富樫さん スピードだと思いますね。日本だと,野球,サッカーが二大人気スポーツですが,それと比べて,バスケは展開の早さ。点もたくさん入りますしね。昨年は,バスケのワールドカップもありましたし,今年は東京でオリンピックもありますし,これからまたどんどんバスケが盛り上がってくれれば良いなと思います。
― 富樫選手は,この2月からはオリンピックに向けた日本代表合宿に参加されると聞いていますが,オリンピックでのバスケの目標はいかがですか。
富樫さん まずは,現実的には予選リーグ突破が目標です。

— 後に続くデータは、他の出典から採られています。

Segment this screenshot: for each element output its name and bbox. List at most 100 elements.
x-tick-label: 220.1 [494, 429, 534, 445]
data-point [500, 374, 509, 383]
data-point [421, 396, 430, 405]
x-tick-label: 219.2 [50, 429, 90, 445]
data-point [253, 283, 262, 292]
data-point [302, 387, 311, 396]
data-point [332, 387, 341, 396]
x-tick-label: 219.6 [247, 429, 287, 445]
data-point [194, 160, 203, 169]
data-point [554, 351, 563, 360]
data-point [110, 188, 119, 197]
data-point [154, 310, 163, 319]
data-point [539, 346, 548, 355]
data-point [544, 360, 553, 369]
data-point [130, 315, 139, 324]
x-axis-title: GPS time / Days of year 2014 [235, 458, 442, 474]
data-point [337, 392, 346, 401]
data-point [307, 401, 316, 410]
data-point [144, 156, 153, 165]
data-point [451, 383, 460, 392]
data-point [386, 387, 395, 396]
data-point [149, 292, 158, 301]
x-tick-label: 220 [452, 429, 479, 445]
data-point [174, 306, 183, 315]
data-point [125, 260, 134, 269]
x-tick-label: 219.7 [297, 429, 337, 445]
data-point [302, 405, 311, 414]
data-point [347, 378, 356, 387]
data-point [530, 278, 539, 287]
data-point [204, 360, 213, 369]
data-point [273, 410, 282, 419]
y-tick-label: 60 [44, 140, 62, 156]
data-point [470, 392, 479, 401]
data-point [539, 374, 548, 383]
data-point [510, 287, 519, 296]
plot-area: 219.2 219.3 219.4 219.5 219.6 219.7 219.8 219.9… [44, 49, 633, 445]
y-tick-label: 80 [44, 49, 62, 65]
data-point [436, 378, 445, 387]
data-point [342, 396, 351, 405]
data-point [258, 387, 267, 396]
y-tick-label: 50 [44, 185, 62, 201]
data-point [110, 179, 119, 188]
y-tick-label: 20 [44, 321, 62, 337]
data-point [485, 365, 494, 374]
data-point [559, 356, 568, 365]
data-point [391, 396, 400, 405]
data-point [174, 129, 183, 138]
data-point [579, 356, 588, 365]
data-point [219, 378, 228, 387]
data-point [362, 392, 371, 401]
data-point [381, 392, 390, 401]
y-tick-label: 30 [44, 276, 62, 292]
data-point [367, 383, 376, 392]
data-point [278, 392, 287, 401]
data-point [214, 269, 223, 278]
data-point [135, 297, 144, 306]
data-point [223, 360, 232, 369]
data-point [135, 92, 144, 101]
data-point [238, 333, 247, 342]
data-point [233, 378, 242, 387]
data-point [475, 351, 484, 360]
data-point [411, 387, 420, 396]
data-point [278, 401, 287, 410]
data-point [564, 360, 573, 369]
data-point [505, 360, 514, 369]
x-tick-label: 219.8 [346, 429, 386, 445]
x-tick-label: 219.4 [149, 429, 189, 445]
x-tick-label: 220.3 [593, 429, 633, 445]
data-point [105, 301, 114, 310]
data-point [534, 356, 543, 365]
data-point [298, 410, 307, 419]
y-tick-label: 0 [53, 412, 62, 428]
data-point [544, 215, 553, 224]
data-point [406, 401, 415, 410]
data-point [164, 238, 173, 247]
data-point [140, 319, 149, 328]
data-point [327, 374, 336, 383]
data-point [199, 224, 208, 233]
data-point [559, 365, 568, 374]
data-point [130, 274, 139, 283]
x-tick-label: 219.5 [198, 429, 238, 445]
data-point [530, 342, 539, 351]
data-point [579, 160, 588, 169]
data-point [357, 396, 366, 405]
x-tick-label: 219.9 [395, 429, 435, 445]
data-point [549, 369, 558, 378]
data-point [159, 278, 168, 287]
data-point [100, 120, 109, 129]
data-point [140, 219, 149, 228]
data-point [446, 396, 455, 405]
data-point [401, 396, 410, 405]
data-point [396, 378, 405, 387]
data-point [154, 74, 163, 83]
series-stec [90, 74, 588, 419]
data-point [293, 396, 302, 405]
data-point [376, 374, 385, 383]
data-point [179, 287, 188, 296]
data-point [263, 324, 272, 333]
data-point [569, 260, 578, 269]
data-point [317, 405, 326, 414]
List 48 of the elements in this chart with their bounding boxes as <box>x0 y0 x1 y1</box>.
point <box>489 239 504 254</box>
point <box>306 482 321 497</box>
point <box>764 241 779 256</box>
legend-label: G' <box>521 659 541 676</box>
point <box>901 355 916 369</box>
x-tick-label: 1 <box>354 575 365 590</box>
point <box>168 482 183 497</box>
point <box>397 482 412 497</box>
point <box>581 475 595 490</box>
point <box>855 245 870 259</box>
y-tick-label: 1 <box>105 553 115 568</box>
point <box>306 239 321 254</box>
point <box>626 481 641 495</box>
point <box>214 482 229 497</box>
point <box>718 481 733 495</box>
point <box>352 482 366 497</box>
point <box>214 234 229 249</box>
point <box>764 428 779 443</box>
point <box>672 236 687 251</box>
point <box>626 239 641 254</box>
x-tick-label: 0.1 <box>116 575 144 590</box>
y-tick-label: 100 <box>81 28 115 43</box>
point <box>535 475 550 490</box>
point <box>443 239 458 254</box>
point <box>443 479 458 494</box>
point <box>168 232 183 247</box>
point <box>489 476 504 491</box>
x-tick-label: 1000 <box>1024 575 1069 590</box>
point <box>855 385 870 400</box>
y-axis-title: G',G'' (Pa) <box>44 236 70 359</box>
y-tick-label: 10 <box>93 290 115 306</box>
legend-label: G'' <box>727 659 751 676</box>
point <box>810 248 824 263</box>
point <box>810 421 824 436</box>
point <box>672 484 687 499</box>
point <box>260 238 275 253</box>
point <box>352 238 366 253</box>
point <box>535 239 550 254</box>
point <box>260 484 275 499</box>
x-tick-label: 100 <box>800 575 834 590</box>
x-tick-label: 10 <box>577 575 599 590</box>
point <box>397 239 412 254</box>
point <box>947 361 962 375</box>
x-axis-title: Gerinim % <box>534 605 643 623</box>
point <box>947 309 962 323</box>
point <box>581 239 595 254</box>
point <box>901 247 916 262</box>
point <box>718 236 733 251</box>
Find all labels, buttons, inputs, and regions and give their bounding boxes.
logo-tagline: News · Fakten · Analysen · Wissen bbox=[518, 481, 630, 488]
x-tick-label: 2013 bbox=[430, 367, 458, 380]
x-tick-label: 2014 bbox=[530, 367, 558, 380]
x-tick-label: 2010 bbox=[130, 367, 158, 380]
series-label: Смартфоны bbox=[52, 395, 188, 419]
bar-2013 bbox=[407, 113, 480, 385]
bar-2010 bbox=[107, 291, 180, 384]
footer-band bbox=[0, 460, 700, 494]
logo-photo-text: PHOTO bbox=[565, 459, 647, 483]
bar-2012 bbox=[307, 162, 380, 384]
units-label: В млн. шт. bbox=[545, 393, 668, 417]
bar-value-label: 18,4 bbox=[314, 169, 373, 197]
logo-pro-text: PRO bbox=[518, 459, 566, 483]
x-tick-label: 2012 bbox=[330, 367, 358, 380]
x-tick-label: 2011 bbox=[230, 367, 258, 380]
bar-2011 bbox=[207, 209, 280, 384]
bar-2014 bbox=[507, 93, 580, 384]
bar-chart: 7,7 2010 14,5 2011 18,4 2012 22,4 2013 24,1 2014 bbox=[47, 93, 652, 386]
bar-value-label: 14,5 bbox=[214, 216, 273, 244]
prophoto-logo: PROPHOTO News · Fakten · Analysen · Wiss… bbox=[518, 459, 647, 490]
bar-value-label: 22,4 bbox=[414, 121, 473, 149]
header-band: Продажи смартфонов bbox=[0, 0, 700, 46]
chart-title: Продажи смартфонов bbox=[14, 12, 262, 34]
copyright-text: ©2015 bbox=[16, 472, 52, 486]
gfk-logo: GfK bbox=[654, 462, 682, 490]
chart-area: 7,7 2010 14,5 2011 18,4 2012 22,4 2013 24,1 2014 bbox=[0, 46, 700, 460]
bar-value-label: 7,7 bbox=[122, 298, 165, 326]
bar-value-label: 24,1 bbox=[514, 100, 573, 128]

そのためには予選で2勝,3勝しないといけないですから,今の日本のチームにとっては難しいとは思いますが,そこをうまくやっていければと思っています。
― 話は変わりますが,昨日,NBA界のレジェンドの一人「コービー・ブライアント」元選手が事故で亡くなるというショッキングなニュースがありました。
富樫さん 昨日の朝起きてそのニュースを知ったんですが,あれくらいのスーパースターが,引退してわずか数年後にまさか事故で亡くなるとは信じられない・・・。長いこと彼のプレーを見ていましたし,特別に好きな選手というわけではなかったんですが,それなのに,本当に悲しく,とにかく信じられないという思いです。
― ちなみにNBAで一番好きな選手と言いますと。
富樫さん (即答で)アレン・アイバーソンです。
― 富樫選手のドリブルはアイバーソン由来だったんですね。最後に,弁護士会のインタビューということで,弁護士のイメージについてはいかがですか。
富樫さん 月並みな感想で申し訳ないですが,やっぱり頭が良いというイメージはありますね(笑)。自分の周りには弁護士の方はいなくて,未知の領域という感じです。
― 契約交渉のエージェントとして弁護士を付けている選手というのはいないですか。
富樫さん もちろんエージェントはいますけど,弁護士のエージェントは日本ではあんまりいないと思いますね。アメリカでは,高校生のバスケ選手でも弁護士を付けている選手はいましたね。1〜2年後には数億円,数十億円も稼ぐ選手が一杯いるので。
― 日本でもスポーツ代理人がもっと活発になるよう頑張りたいと思います。本日はありがとうございました。今後のご活躍も楽しみにしております。